Australia’s terms of trade, the ratio of export prices to import prices, which peaked at 106.4 in the September 2011 quarter declined to 89.5 in the September 2014 quarter, still well above its 55 year average of 60.
Unfortunately, our political leaders did not focus on “drought proofing the farm” during the mining boom and we Australians have started to pay for this in the current financial year with consumer confidence levels now at their lowest point since the Global Financial Crisis, while wages are growing at the lowest rate in 15 years.
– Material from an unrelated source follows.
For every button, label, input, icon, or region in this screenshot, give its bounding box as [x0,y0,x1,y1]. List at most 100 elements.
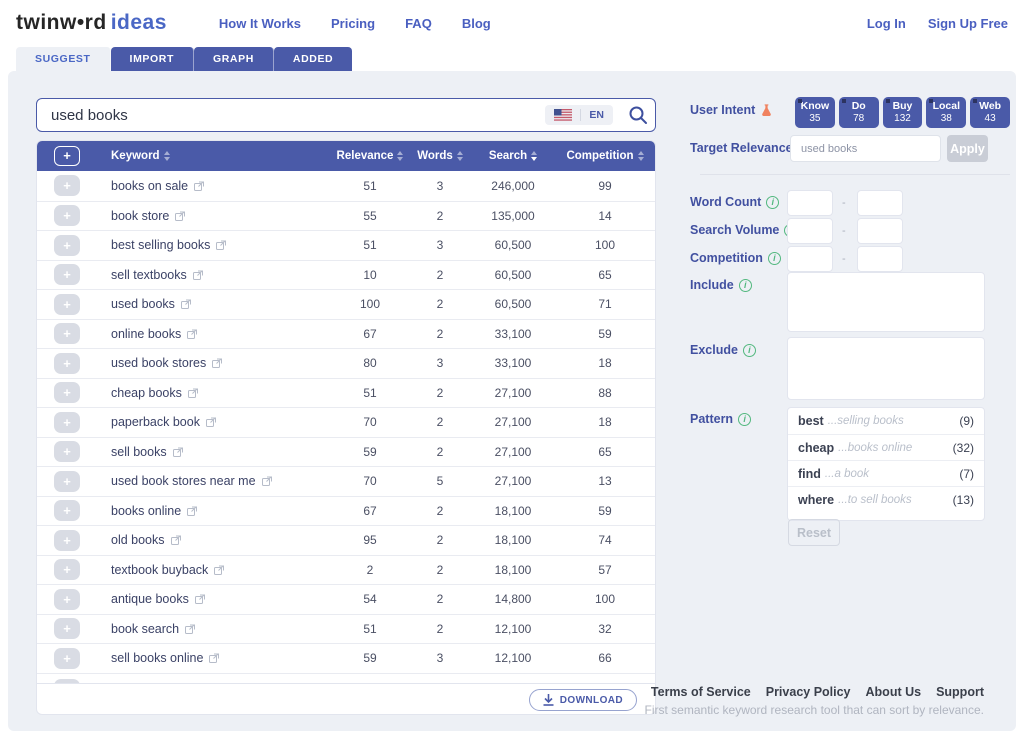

The unprecedented mining-related investment, from sub two percent of GDP to eight percent of GDP over the ten years to 2013, is now in steep reversal and the sharp decline in the iron-ore and oil prices will see many proposed projects deferred. We believe there will be question marks over the credit worthiness of several mostly smaller resource and resource service companies.
An unemployment rate approaching 7 per cent and the Reserve Bank cash rate of 2.0 per cent now seem probable in 2015.